I would like to refer to a study by Barış Karapınar at Sabancı University’s Istanbul Policy Center titled, “A survey of farmers’ adaptation to climate change.”

According to the survey that was conducted with 700 farmers in nine districts and 122 villages in the provinces of Ankara, Kırklareli and Adana, 97 percent of farmers have a first-hand experience of climate change.

For me, the most striking finding in the survey is that farmers said they receive training, information and support regarding climate change mostly from private companies, not from state institutions.

Is it not interesting that there are so many chambers of agriculture but it is the private sector that provides support to farmers?

Some 40.5 percent of farmers surveyed said they had contacted agricultural pesticides and seed companies over the past 12 months regarding climate change, while 35 percent said they had contacted an agricultural engineer. Some 25 percent said they had contacted the local directorate of agricultural affairs.

Only 8.3 percent of surveyed said they attended workshops to learn about how to mitigate the impact of climate change, while 89 percent suggested they had received financial aid or support following a natural disaster.

This is my conclusion: When it comes to drought and farmers, it is the private sector that grasped the seriousness of the problem, not public institutions like the chambers of agriculture.

Digital inequality

The information industry association (TÜBİSAD) that represents Turkey’s informatics sector, which grew to 94.3 billion Turkish Liras in 2016, recently published a report entitled “Turkey’s transformation into digital economy.”

Kübra Erman, who has been serving as the board chair at TÜBİSAD since 2015, notes that Turkey has made considerable progress in transforming itself into a digital economy, but what else should be done about it?

“Given the progress that has been made, Turkey is still not where it should be,” Erman said.

The most striking finding in the report is: Turkey is among the countries that risk facing “the deepening of inequalities,” which is one of the dangers the digital revolution has created.

In terms of the use of information technologies, there is inequality between small and large companies. Also, there are huge gaps between women and men, old and young people and between educated and uneducated.

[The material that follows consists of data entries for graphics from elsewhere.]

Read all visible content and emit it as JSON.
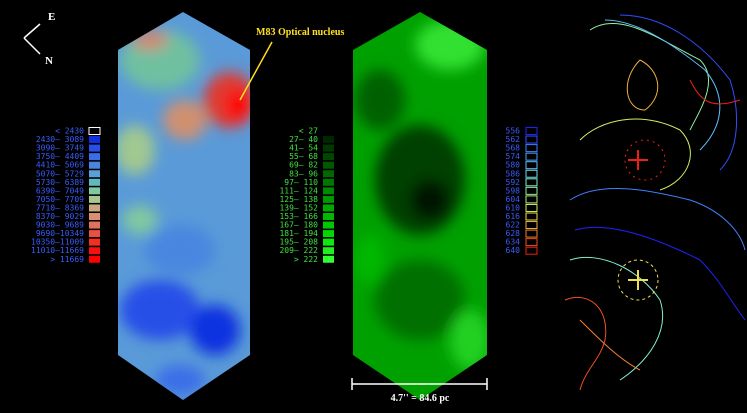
{
  "compass": {
    "east": "E",
    "north": "N"
  },
  "annotation": "M83 Optical nucleus",
  "scale_bar": "4.7'' = 84.6 pc",
  "legends": [
    {
      "text_color": "#3a5cff",
      "entries": [
        {
          "label": "<  2430",
          "color": "#000000"
        },
        {
          "label": "2430– 3089",
          "color": "#1030e0"
        },
        {
          "label": "3090– 3749",
          "color": "#2850e8"
        },
        {
          "label": "3750– 4409",
          "color": "#3a6ee8"
        },
        {
          "label": "4410– 5069",
          "color": "#4a86e0"
        },
        {
          "label": "5070– 5729",
          "color": "#5aa0d8"
        },
        {
          "label": "5730– 6389",
          "color": "#60b8c0"
        },
        {
          "label": "6390– 7049",
          "color": "#80c8a0"
        },
        {
          "label": "7050– 7709",
          "color": "#a8c890"
        },
        {
          "label": "7710– 8369",
          "color": "#c8a880"
        },
        {
          "label": "8370– 9029",
          "color": "#d89070"
        },
        {
          "label": "9030– 9689",
          "color": "#e07060"
        },
        {
          "label": "9690–10349",
          "color": "#e85040"
        },
        {
          "label": "10350–11009",
          "color": "#f03020"
        },
        {
          "label": "11010–11669",
          "color": "#f81010"
        },
        {
          "label": ">  11669",
          "color": "#ff0000"
        }
      ]
    },
    {
      "text_color": "#40e040",
      "entries": [
        {
          "label": "<    27",
          "color": "#000000"
        },
        {
          "label": "27–   40",
          "color": "#002800"
        },
        {
          "label": "41–   54",
          "color": "#003800"
        },
        {
          "label": "55–   68",
          "color": "#004800"
        },
        {
          "label": "69–   82",
          "color": "#005800"
        },
        {
          "label": "83–   96",
          "color": "#006800"
        },
        {
          "label": "97–  110",
          "color": "#007800"
        },
        {
          "label": "111–  124",
          "color": "#008800"
        },
        {
          "label": "125–  138",
          "color": "#009800"
        },
        {
          "label": "139–  152",
          "color": "#00a800"
        },
        {
          "label": "153–  166",
          "color": "#00b800"
        },
        {
          "label": "167–  180",
          "color": "#00c800"
        },
        {
          "label": "181–  194",
          "color": "#00d800"
        },
        {
          "label": "195–  208",
          "color": "#10e810"
        },
        {
          "label": "209–  222",
          "color": "#20f020"
        },
        {
          "label": ">   222",
          "color": "#30ff30"
        }
      ]
    },
    {
      "text_color": "#3a5cff",
      "entries": [
        {
          "label": "556",
          "color": "#2020ff"
        },
        {
          "label": "562",
          "color": "#3050ff"
        },
        {
          "label": "568",
          "color": "#4080ff"
        },
        {
          "label": "574",
          "color": "#50a0ff"
        },
        {
          "label": "580",
          "color": "#60c0ff"
        },
        {
          "label": "586",
          "color": "#70e0f0"
        },
        {
          "label": "592",
          "color": "#80f0d0"
        },
        {
          "label": "598",
          "color": "#90f0a0"
        },
        {
          "label": "604",
          "color": "#b0f080"
        },
        {
          "label": "610",
          "color": "#d0f060"
        },
        {
          "label": "616",
          "color": "#f0e050"
        },
        {
          "label": "622",
          "color": "#f0b040"
        },
        {
          "label": "628",
          "color": "#f08030"
        },
        {
          "label": "634",
          "color": "#f05020"
        },
        {
          "label": "640",
          "color": "#f02010"
        }
      ]
    }
  ]
}
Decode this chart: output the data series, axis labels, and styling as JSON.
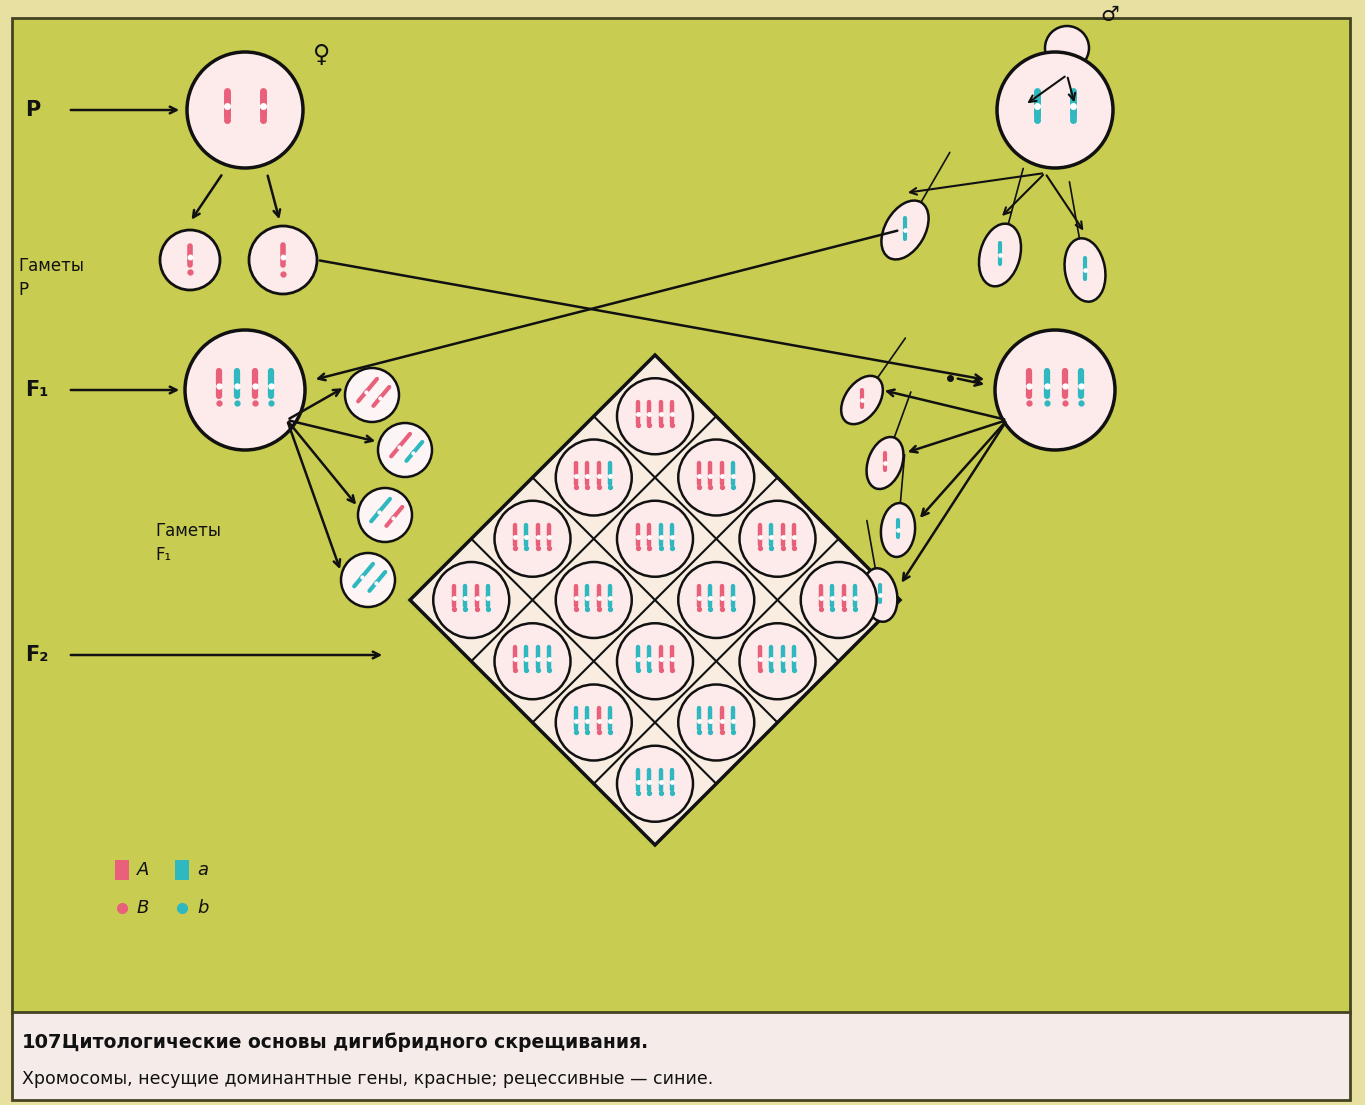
{
  "bg_color": "#c8cc50",
  "bg_outer": "#e8e0a0",
  "caption_bg": "#f5ebe8",
  "title_num": "107.",
  "title_text": "  Цитологические основы дигибридного скрещивания.",
  "subtitle_text": "Хромосомы, несущие доминантные гены, красные; рецессивные — синие.",
  "label_P": "P",
  "label_gamety_P": "Гаметы\nP",
  "label_F1": "F₁",
  "label_gamety_F1": "Гаметы\nF₁",
  "label_F2": "F₂",
  "pink": "#e8607a",
  "cyan": "#30b8c0",
  "dark": "#111111",
  "cell_bg": "#fdeaea",
  "grid_bg": "#f8ede0",
  "female_symbol": "♀",
  "male_symbol": "♂"
}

In the area of social media, young people in Turkey are far behind their peers in other countries when it comes to using computers and the internet.

The scale of inequality between small and large companies is illustrated in a study entitled “SMEs and E-Commerce” carried out by the e-trade platform www.gittigidiyor.com.

According to the study, 300 out of 500 SMEs do not engage in e-trade.

Seven out of 10 SMEs do not plan to engage in e-trade in the near future, citing “insufficient funds,” “lack of knowledge” and “mistrust” as reasons.